Want further proof that remote work is on the rise, despite reluctance from some companies? Here are excerpts from an article, written by Valerie Bolden-Barrette for HRDive titled, Working remotely is now the norm for developers, new study shows

  • Eighty-six percent of IT developers work remotely, with almost one-third working from home full time, according to a study by DigitalOcean, a cloud-based platform. Of the more than 4,500 respondents to the study, Currents: A Seasonal Report on Developer Trends in the Cloud: Remote Work Edition, 43% said that the ability to work remotely is “a must-have” when considering a job offer.
  • Contrary to the belief that remote workers are isolated and disengaged from the workforce, 71% of respondents who work remotely said they feel connected to their organization’s community. However, the 29% of remote workers who feel isolated said they’re disengaged from their company’s culture and excluded from offline conversations with team members when working offsite. Seventy-six percent of respondents expected remote work to offer more work-life balance, but many reported working longer hours and that their work-life balance was only slightly better than their onsite colleagues.
  • Although remote work is considered the norm for developers, a plurality (47%) started working offsite between one and four years ago. The study also found that on a scale of 1-5, a flexible work schedule was “very important” to many of the respondents (44%).

Despite the above-mentioned stats that shows an upward trajectory, that more companies are adopting a remote workforce mentality-you will have to build a compelling case on the benefits of remote work if your employer does not believe it in.

Here’s some additional stats from the article; “Remote work has swiftly become a norm, especially in a tight labor market with more specialized jobs. Since 2005, the number of U.S. employees who work from home at least half the time has more than doubled, according to the U.S. Bureau of Labor Statistics. But employers have been comparably slow in outlining how such arrangements work for their companies; a majority of employers surveyed in a 2018 Upwork study lacked any official remote work policy”.
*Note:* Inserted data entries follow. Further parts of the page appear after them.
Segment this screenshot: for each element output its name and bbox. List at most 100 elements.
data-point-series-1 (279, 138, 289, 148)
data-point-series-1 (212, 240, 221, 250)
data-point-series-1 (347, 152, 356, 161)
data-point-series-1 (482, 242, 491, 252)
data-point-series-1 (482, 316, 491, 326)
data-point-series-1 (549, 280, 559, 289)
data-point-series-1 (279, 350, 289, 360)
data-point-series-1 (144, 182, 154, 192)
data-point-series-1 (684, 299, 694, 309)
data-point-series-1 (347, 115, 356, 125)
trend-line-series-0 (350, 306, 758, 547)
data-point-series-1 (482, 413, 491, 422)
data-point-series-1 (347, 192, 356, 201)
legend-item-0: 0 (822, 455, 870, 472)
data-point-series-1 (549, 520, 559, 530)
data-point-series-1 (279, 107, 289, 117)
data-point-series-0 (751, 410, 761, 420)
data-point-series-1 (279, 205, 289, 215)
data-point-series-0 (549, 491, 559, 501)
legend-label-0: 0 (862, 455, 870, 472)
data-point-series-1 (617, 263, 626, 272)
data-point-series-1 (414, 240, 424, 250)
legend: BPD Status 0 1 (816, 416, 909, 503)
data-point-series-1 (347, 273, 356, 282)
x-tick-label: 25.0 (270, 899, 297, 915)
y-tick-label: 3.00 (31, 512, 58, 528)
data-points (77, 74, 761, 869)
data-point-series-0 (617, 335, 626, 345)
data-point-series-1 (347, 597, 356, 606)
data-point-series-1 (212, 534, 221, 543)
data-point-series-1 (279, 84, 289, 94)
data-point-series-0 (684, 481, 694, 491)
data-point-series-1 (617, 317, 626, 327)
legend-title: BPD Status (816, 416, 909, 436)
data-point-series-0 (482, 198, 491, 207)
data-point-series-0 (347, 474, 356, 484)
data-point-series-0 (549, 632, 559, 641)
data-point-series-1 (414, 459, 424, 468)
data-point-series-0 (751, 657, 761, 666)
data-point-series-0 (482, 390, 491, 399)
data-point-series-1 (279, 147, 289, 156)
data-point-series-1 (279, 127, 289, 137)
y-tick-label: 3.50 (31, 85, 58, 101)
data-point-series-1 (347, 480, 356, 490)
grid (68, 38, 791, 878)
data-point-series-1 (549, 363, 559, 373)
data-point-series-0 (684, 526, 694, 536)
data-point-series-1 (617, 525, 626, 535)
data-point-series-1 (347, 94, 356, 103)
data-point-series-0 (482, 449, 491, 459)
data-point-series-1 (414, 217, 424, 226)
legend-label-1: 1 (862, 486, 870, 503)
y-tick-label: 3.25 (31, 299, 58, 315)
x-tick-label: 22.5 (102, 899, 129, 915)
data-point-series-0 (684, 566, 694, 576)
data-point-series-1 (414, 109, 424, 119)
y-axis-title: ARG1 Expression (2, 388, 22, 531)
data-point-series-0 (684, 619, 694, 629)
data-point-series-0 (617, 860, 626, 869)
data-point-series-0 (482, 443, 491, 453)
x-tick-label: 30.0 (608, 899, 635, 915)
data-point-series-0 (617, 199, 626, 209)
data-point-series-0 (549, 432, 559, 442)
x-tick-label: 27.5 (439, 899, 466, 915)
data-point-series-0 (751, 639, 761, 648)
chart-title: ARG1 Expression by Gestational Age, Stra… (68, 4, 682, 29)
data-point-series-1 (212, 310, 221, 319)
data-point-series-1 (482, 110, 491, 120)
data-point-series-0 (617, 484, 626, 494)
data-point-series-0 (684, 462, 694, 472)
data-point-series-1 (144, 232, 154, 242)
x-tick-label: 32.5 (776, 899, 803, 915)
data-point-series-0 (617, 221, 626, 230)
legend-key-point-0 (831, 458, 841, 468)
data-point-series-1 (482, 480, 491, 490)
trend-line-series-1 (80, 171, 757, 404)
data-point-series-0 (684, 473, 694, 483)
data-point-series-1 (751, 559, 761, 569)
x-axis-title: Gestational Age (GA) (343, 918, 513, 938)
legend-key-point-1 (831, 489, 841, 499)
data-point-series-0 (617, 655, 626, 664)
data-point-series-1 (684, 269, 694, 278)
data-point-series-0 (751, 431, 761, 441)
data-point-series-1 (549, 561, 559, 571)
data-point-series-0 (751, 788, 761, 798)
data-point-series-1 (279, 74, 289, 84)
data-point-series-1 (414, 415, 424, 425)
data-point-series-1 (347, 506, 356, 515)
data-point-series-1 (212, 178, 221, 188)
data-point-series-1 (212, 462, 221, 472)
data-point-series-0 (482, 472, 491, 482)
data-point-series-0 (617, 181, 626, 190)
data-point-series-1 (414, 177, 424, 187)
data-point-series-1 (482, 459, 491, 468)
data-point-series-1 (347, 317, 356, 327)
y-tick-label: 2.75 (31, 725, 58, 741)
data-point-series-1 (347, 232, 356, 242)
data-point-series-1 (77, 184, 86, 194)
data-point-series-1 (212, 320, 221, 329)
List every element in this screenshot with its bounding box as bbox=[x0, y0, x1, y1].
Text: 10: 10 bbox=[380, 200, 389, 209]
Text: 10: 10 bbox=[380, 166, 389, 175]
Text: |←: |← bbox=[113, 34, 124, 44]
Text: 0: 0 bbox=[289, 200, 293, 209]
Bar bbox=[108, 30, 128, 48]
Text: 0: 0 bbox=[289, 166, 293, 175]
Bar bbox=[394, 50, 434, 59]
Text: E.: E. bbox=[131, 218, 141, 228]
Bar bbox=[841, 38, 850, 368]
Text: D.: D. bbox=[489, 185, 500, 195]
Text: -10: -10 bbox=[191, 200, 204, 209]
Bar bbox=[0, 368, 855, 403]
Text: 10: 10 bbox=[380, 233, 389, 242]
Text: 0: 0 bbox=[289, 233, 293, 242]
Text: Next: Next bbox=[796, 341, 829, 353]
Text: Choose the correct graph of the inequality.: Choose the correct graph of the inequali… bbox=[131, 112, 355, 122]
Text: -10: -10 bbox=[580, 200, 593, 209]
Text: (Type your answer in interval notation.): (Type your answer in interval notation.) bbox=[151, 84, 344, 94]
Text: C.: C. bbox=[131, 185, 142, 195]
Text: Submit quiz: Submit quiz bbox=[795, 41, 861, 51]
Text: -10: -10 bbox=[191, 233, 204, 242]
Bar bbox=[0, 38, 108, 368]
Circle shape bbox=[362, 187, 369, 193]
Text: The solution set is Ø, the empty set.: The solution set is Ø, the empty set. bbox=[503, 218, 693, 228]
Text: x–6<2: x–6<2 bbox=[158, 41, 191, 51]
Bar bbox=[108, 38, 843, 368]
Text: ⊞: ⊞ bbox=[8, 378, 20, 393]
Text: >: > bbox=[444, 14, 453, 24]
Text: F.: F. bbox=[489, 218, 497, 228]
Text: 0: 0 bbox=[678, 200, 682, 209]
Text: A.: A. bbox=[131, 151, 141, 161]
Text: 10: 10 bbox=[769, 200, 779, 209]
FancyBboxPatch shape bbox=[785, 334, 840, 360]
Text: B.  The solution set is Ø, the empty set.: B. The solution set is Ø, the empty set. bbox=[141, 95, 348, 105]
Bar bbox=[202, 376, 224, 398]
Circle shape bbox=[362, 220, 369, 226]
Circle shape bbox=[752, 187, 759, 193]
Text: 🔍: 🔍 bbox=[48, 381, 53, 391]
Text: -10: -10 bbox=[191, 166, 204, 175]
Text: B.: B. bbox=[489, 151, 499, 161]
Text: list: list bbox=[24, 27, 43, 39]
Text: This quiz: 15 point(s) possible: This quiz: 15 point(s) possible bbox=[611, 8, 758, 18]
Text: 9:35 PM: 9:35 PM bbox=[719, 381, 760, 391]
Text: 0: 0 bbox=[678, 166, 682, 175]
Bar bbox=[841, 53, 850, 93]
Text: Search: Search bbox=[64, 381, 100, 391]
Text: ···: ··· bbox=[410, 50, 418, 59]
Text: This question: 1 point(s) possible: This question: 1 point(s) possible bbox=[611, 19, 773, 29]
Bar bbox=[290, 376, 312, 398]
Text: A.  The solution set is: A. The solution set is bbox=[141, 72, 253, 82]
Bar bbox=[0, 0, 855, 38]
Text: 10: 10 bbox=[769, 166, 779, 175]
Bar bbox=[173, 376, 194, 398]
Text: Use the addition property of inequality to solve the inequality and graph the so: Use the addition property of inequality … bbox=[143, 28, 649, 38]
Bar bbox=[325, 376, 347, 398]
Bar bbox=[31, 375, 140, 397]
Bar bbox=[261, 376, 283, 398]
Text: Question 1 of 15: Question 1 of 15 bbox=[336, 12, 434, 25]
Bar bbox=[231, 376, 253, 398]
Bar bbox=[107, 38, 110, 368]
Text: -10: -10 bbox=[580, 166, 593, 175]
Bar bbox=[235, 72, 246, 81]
Bottomline: There are certain jobs like payroll and HR and in some industries  that require employees to be in the office or on a job site. On the other hand, other jobs like software programing or sales can be done remotely.  In the end, if you have presented a strong business case on the reasons why you should work remotely, and it does not match with your employers’ corporate culture, it might be best, in the end, to start looking elsewhere.